[Linux-cluster] killproc annoyance

Thu Apr 19 17:54:21 UTC 2007

On Apr 19, 2007, at 11:37 AM, Tarun Reddy wrote:

>
> On Apr 19, 2007, at 6:31 AM, Scott McClanahan wrote:
>
>> According to the link at the bottom, a stop argument to an already
>> stopped service should return a success just like a start on an  
>> already
>> started service should be interpreted as a success.  So I have  
>> rewritten
>> most of my init scripts which are managed by clurgd to be spec
>> compliant.  Unfortunately, how do you really know if the service is
>> stopped?  How can you be certain the pid file got written or is even
>> correct (race conditions)?  Anyway, I have written init scripts for
>> apache, tomcat, and IBM MQ to name a few and have tested the hell  
>> out of
>> them so let me know if you want a working example.
>>
>> http://refspecs.freestandards.org/LSB_2.0.1/LSB-Core/LSB-Core/ 
>> iniscrptact.html
>>
>> On Wed, 2007-04-18 at 19:41 -0400, Tarun Reddy wrote:
>>> So just started working with RH4's clustering services and have run
>>> into a bit of a "deadlock" problem that I'm trying to see if anyone
>>> else has seen/fixed.
>>>
>>> 1) Start off with working config, add httpd as a clustered service,
>>> and every thing is great. Fails over to other machines great.
>>>
>>> 2) Mess up the apache config (like adding a virtual IP that doesn't
>>> exist on the system). Even though configtest works, we have a broken
>>> config.
>>>
>>> 3) So you restart apache without knowing the config is bad, while  
>>> the
>>> clustering service is running. Apache doesn't come back up. Okay,
>>> cool, well go fix the problem and try to tell clustering to restart
>>> the service.
>>>
>>> Here is where things get annoying.
>>> 4) Now clustering says the service is failed. So it attempts to
>>> "service httpd stop" which killproc in /etc/init.d/functions returns
>>> a 1 since it wasn't running before. This causes the clustering
>>> software to fail the stop, and hence leave the service in a failed
>>> state. I can't get httpd up without the virtual IPs that are
>>> associated to the service, so I can't get killproc to ever return  
>>> a 0
>>> when stopping the service. Shouldn't killproc return a 0 if none of
>>> the httpd daemons are still running?
>>>
>>> I guess for now, I'll try and force some aliases for the IPs, get
>>> httpd up and running, disable the service, remove the aliases, and
>>> then enable the service.
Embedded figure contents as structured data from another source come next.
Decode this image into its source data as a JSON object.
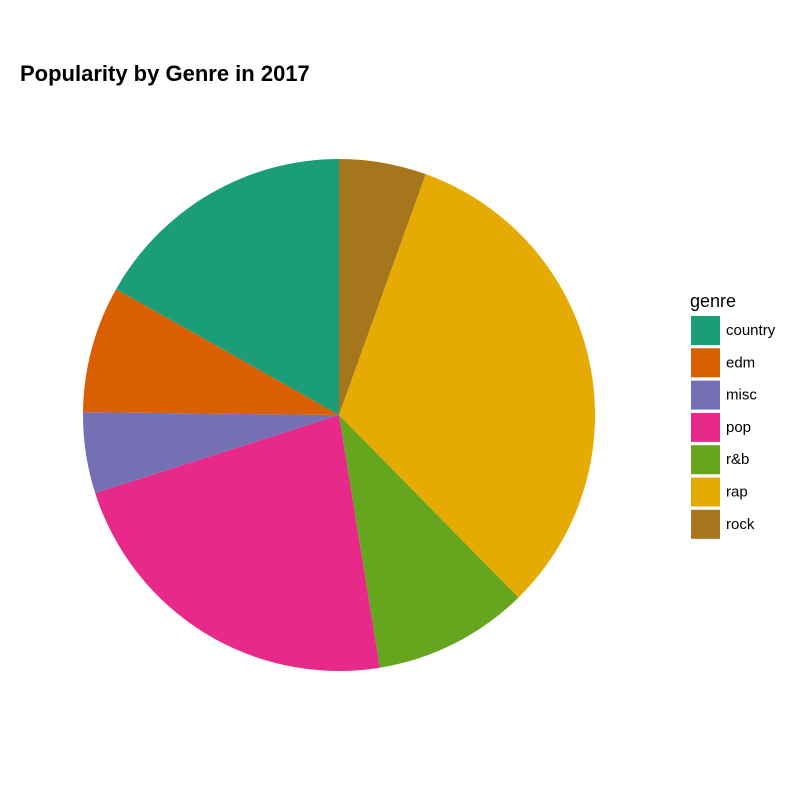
{
  "chart_data": {
    "type": "pie",
    "title": "Popularity by Genre in 2017",
    "legend_title": "genre",
    "series": [
      {
        "name": "country",
        "color": "#1b9e77",
        "values": [
          16.8
        ]
      },
      {
        "name": "edm",
        "color": "#d95f02",
        "values": [
          8.0
        ]
      },
      {
        "name": "misc",
        "color": "#7570b3",
        "values": [
          5.1
        ]
      },
      {
        "name": "pop",
        "color": "#e7298a",
        "values": [
          22.6
        ]
      },
      {
        "name": "r&b",
        "color": "#66a61e",
        "values": [
          9.8
        ]
      },
      {
        "name": "rap",
        "color": "#e6ab02",
        "values": [
          32.1
        ]
      },
      {
        "name": "rock",
        "color": "#a6761d",
        "values": [
          5.5
        ]
      }
    ],
    "legend": "right"
  }
}
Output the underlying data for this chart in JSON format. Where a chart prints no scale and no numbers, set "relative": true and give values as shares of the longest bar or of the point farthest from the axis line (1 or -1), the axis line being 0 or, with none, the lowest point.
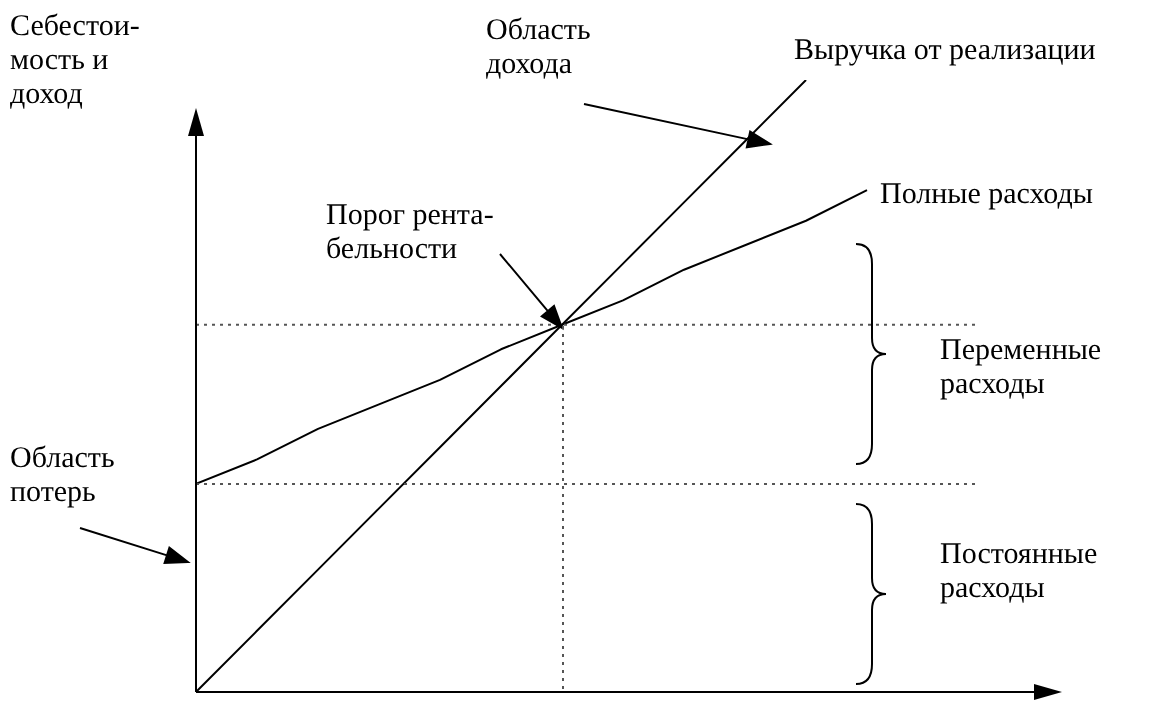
{
  "chart_data": {
    "type": "line",
    "relative": true,
    "ylabel": "Себестои-\nмость и\nдоход",
    "categories": [
      null,
      null,
      null,
      null,
      null,
      null,
      null,
      null,
      null,
      null,
      null,
      null,
      null,
      null,
      null
    ],
    "series": [
      {
        "name": "Выручка от реализации",
        "color": "#000000",
        "values": [
          0,
          0.1,
          0.2,
          0.3,
          0.4,
          0.5,
          0.6,
          0.7,
          0.8,
          0.9,
          1,
          null,
          null,
          null,
          null
        ]
      },
      {
        "name": "Полные расходы",
        "color": "#000000",
        "values": [
          0.34,
          0.38,
          0.43,
          0.47,
          0.51,
          0.56,
          0.6,
          0.64,
          0.69,
          0.73,
          0.77,
          0.82,
          null,
          null,
          null
        ]
      }
    ],
    "ref_lines": [
      {
        "axis": "y",
        "value": 0.34,
        "line_style": "dotted",
        "color": "#555555"
      },
      {
        "axis": "y",
        "value": 0.6,
        "line_style": "dotted",
        "color": "#555555"
      }
    ],
    "annotations": [
      "Область\nдохода",
      {
        "text": "Порог рента-\nбельности",
        "y": 0.6
      },
      "Переменные\nрасходы",
      "Область\nпотерь",
      "Постоянные\nрасходы"
    ]
  }
}
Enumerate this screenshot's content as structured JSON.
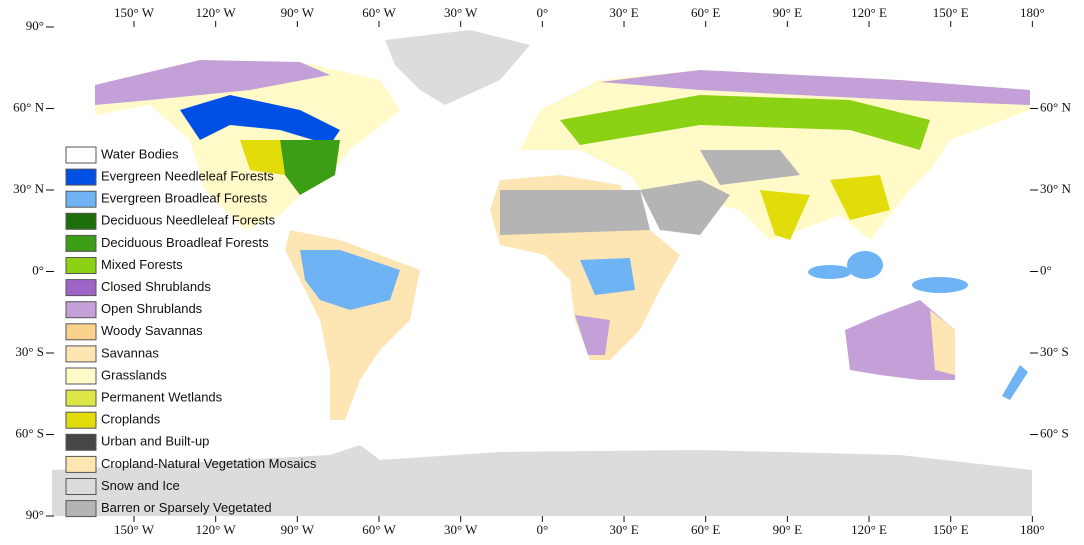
{
  "map": {
    "lon_labels": [
      "150° W",
      "120° W",
      "90° W",
      "60° W",
      "30° W",
      "0°",
      "30° E",
      "60° E",
      "90° E",
      "120° E",
      "150° E",
      "180°"
    ],
    "lat_labels_left": [
      "90°",
      "60° N",
      "30° N",
      "0°",
      "30° S",
      "60° S",
      "90°"
    ],
    "lat_labels_right": [
      "60° N",
      "30° N",
      "0°",
      "30° S",
      "60° S"
    ],
    "legend": [
      {
        "label": "Water Bodies",
        "color": "#ffffff"
      },
      {
        "label": "Evergreen Needleleaf Forests",
        "color": "#0050e6"
      },
      {
        "label": "Evergreen Broadleaf Forests",
        "color": "#6eb4f5"
      },
      {
        "label": "Deciduous Needleleaf Forests",
        "color": "#1e6e0a"
      },
      {
        "label": "Deciduous Broadleaf Forests",
        "color": "#3c9e14"
      },
      {
        "label": "Mixed Forests",
        "color": "#8cd214"
      },
      {
        "label": "Closed Shrublands",
        "color": "#a064c8"
      },
      {
        "label": "Open Shrublands",
        "color": "#c3a0d7"
      },
      {
        "label": "Woody Savannas",
        "color": "#fad28c"
      },
      {
        "label": "Savannas",
        "color": "#fde6b4"
      },
      {
        "label": "Grasslands",
        "color": "#fffac8"
      },
      {
        "label": "Permanent Wetlands",
        "color": "#dce646"
      },
      {
        "label": "Croplands",
        "color": "#e1dc0a"
      },
      {
        "label": "Urban and Built-up",
        "color": "#464646"
      },
      {
        "label": "Cropland-Natural Vegetation Mosaics",
        "color": "#fde6af"
      },
      {
        "label": "Snow and Ice",
        "color": "#dcdcdc"
      },
      {
        "label": "Barren or Sparsely Vegetated",
        "color": "#b4b4b4"
      }
    ]
  }
}
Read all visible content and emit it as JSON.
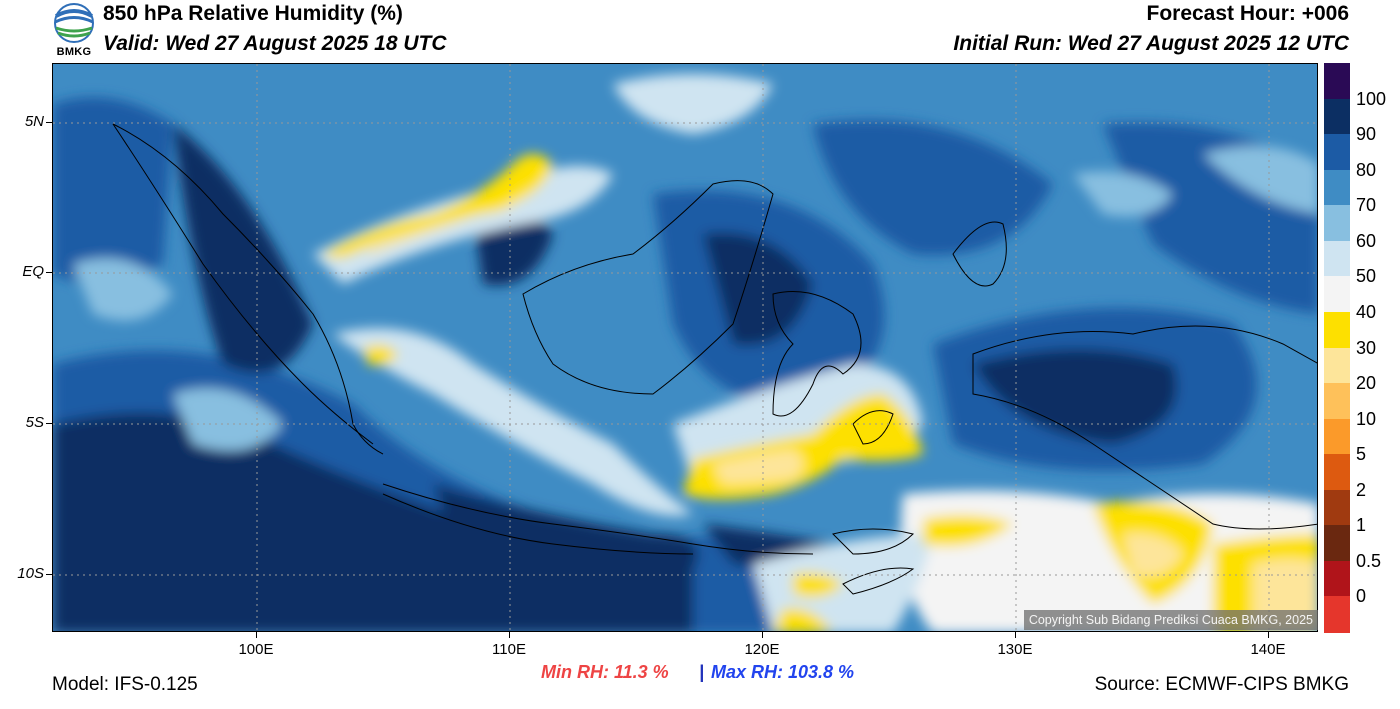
{
  "header": {
    "title": "850 hPa Relative Humidity (%)",
    "valid": "Valid: Wed 27 August 2025 18 UTC",
    "forecast_hour": "Forecast Hour: +006",
    "initial_run": "Initial Run: Wed 27 August 2025 12 UTC"
  },
  "logo": {
    "text": "BMKG",
    "icon": "bmkg-logo-icon"
  },
  "map": {
    "lat_labels": [
      "5N",
      "EQ",
      "5S",
      "10S"
    ],
    "lon_labels": [
      "100E",
      "110E",
      "120E",
      "130E",
      "140E"
    ],
    "copyright": "Copyright Sub Bidang Prediksi Cuaca BMKG, 2025"
  },
  "colorbar": {
    "labels": [
      "100",
      "90",
      "80",
      "70",
      "60",
      "50",
      "40",
      "30",
      "20",
      "10",
      "5",
      "2",
      "1",
      "0.5",
      "0"
    ],
    "colors": [
      "#2a0a55",
      "#0c2f63",
      "#1c5ba5",
      "#3f8cc4",
      "#88bfe0",
      "#cfe4f1",
      "#f4f4f4",
      "#fde000",
      "#fde59a",
      "#fec15a",
      "#fb9a2a",
      "#dd5a10",
      "#a03a10",
      "#6a2810",
      "#b0141a",
      "#e5362c"
    ]
  },
  "footer": {
    "model": "Model: IFS-0.125",
    "min_rh": "Min RH:  11.3 %",
    "separator": "|",
    "max_rh": "Max RH: 103.8 %",
    "source": "Source: ECMWF-CIPS BMKG"
  },
  "colors": {
    "min_rh": "#ee4444",
    "max_rh": "#2244ee"
  }
}
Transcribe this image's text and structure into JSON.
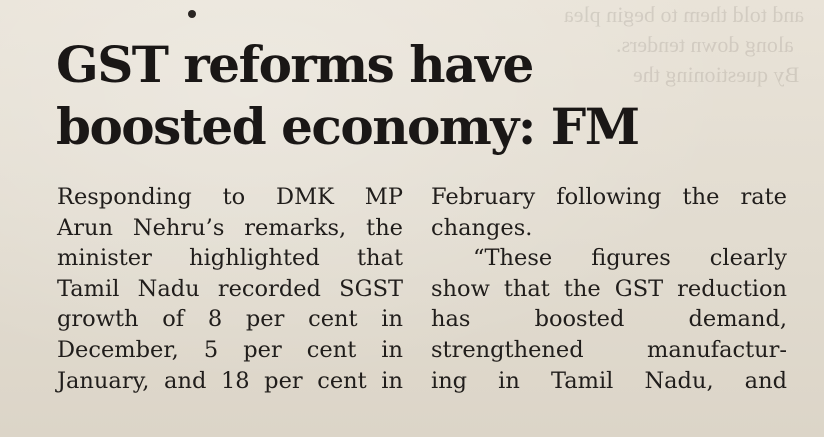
{
  "article": {
    "headline": {
      "line1": "GST reforms have",
      "line2": "boosted economy: FM"
    },
    "column_left": [
      "Responding to DMK MP",
      "Arun Nehru’s remarks, the",
      "minister highlighted that",
      "Tamil Nadu recorded SGST",
      "growth of 8 per cent in",
      "December, 5 per cent in",
      "January, and 18 per cent in"
    ],
    "column_right": [
      "February following the rate",
      "changes.",
      "“These figures clearly",
      "show that the GST reduction",
      "has boosted demand,",
      "strengthened manufactur-",
      "ing in Tamil Nadu, and"
    ]
  }
}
Lots of stuff to do if I was in a crisis
>>> mode in production.
>>>
>>> Anyone have an opinion on killproc return codes?
>
> Scott,
>
> Thank you very much for the link! I thought I wasn't crazy. So some  
> more testing shows that on RHEL5, /etc/init.d/httpd stop when  
> apache is stopped, does the right thing and has RETVAL of 0, while  
> RHEL4 is "broken" in this respect.
>
> I think I'll look at where the differences are and possibly  
> integrate the change back.
>
> Thanks,
> Tarun
>

For future reference, RH clearly saw the change is a violation of LSB  
and change the following in killproc between RHEL4 and RHEL5

         else
             failure $"$base shutdown"
             RC=1
         fi

changed to:

         else
                 if [ -n "${LSB:-}" -a -n "$killlevel" ]; then
                         RC=7 # Program is not running
                 else
                         failure $"$base shutdown"
                         RC=0
                 fi
         fi

I think I will change it to return RC=0 and hope nothing else breaks :-)

Tarun